Dan’s Journey from Abingdon to London. Part 2.

During the week before I ran October’s Abingdon marathon, I was lucky enough to get one of the HPH club places at the London marathon in April 2017. I promised to blog about the training and build up … Part 1 came just before Abbey Dash, my last race of 2016, and this is Part 2!

Abbey Dash went well considering it was only 2 weeks post Abingdon – I’d cycle-commuted 96 miles in-between the two races but had only run twice, so wasn’t sure how the legs would feel once the race kicked in. Ended up with 41:38, marginally faster than at the comparable Bradford 10K & Leeds 10K earlier in the year, so was pretty content.

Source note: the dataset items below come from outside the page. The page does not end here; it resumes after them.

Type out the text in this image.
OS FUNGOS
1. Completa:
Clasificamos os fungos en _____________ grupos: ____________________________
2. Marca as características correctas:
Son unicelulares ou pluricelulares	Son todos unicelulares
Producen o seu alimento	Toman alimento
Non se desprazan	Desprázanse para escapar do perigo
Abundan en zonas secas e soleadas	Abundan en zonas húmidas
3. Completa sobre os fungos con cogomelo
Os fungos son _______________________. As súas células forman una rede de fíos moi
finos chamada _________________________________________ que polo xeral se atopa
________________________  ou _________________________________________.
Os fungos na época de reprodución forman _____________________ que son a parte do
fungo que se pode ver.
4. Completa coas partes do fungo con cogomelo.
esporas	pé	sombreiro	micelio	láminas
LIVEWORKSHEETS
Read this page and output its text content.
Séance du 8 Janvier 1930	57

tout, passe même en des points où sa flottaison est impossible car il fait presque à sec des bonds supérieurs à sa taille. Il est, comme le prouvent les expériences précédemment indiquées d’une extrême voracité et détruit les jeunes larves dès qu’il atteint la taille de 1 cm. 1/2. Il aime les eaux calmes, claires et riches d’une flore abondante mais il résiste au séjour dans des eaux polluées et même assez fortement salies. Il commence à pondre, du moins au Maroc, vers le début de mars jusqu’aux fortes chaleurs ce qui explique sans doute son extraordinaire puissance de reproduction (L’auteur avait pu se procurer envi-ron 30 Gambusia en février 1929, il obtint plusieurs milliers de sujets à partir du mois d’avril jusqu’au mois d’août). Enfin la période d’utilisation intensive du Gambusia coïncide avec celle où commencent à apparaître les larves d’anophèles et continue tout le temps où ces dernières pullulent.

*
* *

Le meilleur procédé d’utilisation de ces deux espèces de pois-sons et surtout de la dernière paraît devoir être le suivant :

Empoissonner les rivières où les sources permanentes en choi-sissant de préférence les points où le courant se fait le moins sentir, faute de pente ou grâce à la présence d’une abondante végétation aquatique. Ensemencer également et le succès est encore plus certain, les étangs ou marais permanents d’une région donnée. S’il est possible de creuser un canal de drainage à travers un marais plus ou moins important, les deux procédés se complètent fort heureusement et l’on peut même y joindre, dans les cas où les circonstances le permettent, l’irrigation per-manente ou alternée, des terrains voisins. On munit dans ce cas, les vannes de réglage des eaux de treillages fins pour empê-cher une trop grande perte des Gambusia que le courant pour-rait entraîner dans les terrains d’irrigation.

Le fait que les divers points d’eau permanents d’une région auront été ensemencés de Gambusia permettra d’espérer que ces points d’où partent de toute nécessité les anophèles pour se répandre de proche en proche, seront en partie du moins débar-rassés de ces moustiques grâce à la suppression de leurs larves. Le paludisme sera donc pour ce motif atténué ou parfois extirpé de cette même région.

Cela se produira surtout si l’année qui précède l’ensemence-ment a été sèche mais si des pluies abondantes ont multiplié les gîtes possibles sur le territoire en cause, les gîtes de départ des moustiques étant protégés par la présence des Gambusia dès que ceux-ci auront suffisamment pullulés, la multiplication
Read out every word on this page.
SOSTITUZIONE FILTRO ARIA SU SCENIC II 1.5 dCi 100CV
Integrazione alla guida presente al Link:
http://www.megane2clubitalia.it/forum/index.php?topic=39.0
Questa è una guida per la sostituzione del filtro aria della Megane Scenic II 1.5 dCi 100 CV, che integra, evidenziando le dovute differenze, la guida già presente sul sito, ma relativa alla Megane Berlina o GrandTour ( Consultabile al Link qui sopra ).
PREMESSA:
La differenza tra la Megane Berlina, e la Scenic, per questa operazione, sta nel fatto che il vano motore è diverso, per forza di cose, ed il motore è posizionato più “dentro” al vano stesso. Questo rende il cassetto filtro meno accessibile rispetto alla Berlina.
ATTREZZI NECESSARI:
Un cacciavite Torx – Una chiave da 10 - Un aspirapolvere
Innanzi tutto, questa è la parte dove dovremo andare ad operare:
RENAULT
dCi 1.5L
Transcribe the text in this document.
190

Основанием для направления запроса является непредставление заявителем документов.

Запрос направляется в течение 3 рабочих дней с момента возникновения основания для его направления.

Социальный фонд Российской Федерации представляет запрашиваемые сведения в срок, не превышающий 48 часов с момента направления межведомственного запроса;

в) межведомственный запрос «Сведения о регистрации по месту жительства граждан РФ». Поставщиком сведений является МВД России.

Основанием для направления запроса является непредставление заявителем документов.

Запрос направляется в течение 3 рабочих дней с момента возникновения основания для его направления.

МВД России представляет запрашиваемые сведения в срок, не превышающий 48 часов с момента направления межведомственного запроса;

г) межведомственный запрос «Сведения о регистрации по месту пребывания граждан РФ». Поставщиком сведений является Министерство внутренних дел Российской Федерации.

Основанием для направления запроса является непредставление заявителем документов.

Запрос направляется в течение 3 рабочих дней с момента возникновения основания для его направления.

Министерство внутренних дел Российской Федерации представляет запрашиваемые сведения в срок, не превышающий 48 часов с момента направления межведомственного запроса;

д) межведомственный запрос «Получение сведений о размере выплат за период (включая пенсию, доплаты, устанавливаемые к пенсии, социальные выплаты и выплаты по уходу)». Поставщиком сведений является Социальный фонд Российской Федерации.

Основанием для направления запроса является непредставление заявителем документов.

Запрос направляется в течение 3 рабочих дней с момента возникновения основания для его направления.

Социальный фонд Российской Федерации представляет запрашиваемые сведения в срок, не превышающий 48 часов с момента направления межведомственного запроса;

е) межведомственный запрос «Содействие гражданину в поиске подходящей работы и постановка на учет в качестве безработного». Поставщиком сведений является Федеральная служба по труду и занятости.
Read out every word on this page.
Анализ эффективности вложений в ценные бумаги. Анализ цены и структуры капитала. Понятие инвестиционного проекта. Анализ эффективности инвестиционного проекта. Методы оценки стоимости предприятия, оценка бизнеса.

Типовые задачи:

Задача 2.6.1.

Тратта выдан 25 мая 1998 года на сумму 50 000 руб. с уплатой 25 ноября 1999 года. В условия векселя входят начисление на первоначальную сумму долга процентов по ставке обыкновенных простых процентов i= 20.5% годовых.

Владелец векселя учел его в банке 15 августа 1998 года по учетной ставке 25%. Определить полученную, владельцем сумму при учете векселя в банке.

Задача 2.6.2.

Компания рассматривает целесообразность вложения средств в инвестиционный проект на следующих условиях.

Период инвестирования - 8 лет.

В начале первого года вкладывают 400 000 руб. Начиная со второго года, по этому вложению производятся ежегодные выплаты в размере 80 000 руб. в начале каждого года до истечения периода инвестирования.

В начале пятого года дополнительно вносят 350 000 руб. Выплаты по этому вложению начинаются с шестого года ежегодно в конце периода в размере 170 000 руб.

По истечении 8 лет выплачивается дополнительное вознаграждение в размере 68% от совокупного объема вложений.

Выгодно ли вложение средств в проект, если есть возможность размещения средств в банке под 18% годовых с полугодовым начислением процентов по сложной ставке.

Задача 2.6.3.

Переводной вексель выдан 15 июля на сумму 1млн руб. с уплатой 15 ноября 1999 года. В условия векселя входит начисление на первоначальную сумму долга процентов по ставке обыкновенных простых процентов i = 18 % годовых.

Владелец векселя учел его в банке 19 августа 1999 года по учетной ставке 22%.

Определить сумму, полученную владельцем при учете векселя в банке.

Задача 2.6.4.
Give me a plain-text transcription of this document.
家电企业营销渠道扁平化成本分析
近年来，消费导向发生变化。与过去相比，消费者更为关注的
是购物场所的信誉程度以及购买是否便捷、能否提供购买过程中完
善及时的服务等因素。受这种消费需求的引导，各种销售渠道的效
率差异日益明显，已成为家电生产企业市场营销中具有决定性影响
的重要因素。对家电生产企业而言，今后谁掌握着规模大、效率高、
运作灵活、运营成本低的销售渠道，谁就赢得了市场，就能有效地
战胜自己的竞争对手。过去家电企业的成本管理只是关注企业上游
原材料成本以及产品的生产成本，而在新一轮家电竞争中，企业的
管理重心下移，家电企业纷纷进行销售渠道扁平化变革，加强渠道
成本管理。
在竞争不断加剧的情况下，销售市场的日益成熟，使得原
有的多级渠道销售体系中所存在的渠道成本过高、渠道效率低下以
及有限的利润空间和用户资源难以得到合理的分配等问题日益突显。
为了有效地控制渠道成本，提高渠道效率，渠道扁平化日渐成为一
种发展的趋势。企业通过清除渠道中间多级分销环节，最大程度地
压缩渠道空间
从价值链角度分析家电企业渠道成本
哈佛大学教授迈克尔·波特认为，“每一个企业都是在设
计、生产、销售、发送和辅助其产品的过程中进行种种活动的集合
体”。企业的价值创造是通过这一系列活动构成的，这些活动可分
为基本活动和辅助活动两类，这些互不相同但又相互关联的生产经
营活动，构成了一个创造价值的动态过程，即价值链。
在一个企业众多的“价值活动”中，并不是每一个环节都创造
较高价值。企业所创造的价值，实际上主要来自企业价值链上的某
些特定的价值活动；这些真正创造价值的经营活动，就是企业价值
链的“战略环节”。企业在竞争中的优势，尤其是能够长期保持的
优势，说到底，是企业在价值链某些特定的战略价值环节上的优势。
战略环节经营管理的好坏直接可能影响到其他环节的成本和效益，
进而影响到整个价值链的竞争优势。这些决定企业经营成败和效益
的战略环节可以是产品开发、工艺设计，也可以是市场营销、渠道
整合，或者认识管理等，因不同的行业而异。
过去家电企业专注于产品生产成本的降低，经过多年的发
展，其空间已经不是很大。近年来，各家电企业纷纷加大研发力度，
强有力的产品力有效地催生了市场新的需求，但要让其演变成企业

The next week was a “getting back into it week” where I alternated bike and run commutes (ran in/cycled home, cycled in/ran home, etc) and ended the week with a 14 mile long run and 34 miles in the run-bank. Then I started The Plan!

The Plan: To break things up, I settled on a basic schedule of 12 weeks of “10K training” ending at Dewsbury followed by 12 weeks of “marathon training” ending at VLM. During this I would be primarily on a low carb / high fat diet to get myself used to using fat for fuel rather than glycogen (see Part 1 for the “why?”). Between Abbey Dash and Xmas Eve, I ate very little carbohydrate and was surprised at how little it affected my running, including intervals and parkruns, suggesting that the fat-adaptation had already taken place in the Abingdon campaign. The basic weekly routine during the first 12 week period was planned as 44 miles bike commuting and about 35 miles running, broken down as:

Mon: 2 x bike commute (10.6 miles).

Tues: 2 x bike commute (11.3 miles) & aerobic interval session (5-6 miles with 2.5-3 miles “work”).

Wed: 2 x bike commute (11.3 miles).

Thurs: 2 x run commute (10 miles, easy pace).

Fri: 2 x bike commute (10.6 miles).

Sat: parkrun (5 miles with 3.1 miles “work”).

Sun: Long run (15 miles easy, usually including the Leeds HM route).

The older I get, the more the body appreciates recovery days and I find the Mon/Wed/Fri cycle-only days perfect for this. Naturally, like any plan it was flexible and needed spontaneous re-jigging to fit in with real life but in general it worked out quite well. Great to have six 15 mile runs in the bag already (as well as a 14 and a 12) – they’re grim as it entails a 7am start but I’ve only missed the one so far (New Year’s Day!). Meanwhile, parkruns have gone 20:36, 20:25, 20:20, 20:16 and a rather fatigued 21:03 last Saturday. The Tuesday lunchtime intervals have ranged from 400m to 1200m sessions at something like 1 mile to 3K pace. I didn’t bike commute over Xmas/NY, and the holidays were a bit disruptive to training and LC eating, but actually it went quite well considering. The regime was fully re-implemented on 1st Jan alongside side Dry January (possible to be extended all the way to VLM).

Nevertheless, despite the consistency, I don’t feel like I’m improving much all that much at the moment … but I’m trying to resist the temptation to “do a bit more” as that usually ends up with niggles and injury (“Better to be 10% undertrained than 1% over trained”, John “hadd” Walsh RIP). So, the plan is to continue this regime for 4 more weeks until Dewsbury 10K, after which I’ll swap out the Tuesday interval session for a 10 mile sub-LT/MP run and also start to ramp up the long run distances. Although I’ll probably peak at only 48 miles per week, I think the extra 44 mpw on the bike compensates for the missing “recovery run mileage” and so it will be more like a 55-60 mpw training load over much of this period. So far so good … Part 3 will come in after Dewsbury and once the 12 week “marathon training” section is underway!